The 26 sporadic groups are already very unique due to not being infinite. John Conway named the largest one the monster group and the second largest the baby monster. So how large is this monster? Very large. To be precise it has 808,017,424,794,512 ,875,886,459,904,961,710,757,005 ,754,368,000,000,000 symmetries. In fact it is so big, that it contains 19 other sporadic groups as subquotients. These 20 groups are sometimes referred to as the happy family.

The monster and its children

And you might ask yourself if one can visualize it similar to the triangle and its rotations. But the objects that this group describes live in 196,883-dimensional space. Yet, the fact that this arbitrary number is apparently the limit of our atoms of symmetry is truly baffling. But the mystery doesn't stop there...

In 1978, 5 years after the first hints of the monster's existance, a mathematician named John Mckay stumbled upon a peculiar situation. He was studying the J function, a modular function of significant importance in number theory. He noticed that the number of the monster's dimensions appeared in the Fourier expansion of the J function, in a completely different area of math.

And not just once at that, they kept repeating. Once again mathematicians were baffled. Conway and Norton affectionately named this phenomenon moonshine and proposed that it might be generalizable to all other sporadic groups.

The Fourrier coefficients in this case were linear combinations of the dimensions of the irreducible representation of the monster group. A fascinating realization.

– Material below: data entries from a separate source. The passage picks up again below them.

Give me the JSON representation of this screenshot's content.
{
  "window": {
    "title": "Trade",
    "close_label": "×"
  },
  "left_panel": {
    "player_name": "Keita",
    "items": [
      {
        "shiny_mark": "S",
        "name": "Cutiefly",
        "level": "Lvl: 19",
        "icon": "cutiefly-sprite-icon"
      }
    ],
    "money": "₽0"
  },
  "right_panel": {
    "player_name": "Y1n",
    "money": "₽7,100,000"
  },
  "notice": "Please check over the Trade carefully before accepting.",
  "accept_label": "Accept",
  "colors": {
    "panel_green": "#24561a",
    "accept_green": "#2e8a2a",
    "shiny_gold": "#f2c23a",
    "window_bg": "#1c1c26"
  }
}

After decades of research, a third really strange occurrence finally shed some light on this situation. Mathematical tools from another distant field came to the rescue. The breakthrough came in 1992 when Richard Borcherds, utilizing concepts from string theory and vertex operator algebras, proved the conjectures by Conway and Norton. "I was over the moon when I proved the moonshine conjecture” he said. As the pieces of this mathematical puzzle fell into place, the so called moonshine module emerged as the key to deciphering the mysterious connection between the monster group M and modular functions.

The Monstrous Legacy

Monstrous moonshine's impact on the mathematical community cannot be understated. As it sent mathematicians into a scavenger hunt it provided a glimpse into the connections between very distant areas of mathematics, combining algebraic structures with complex analysis and geometry.

And the story is not over as the next strange coincidence is already at the doorstep. It turns out the monster group might even be connected to quantum gravity. However, this story is still waiting to be written.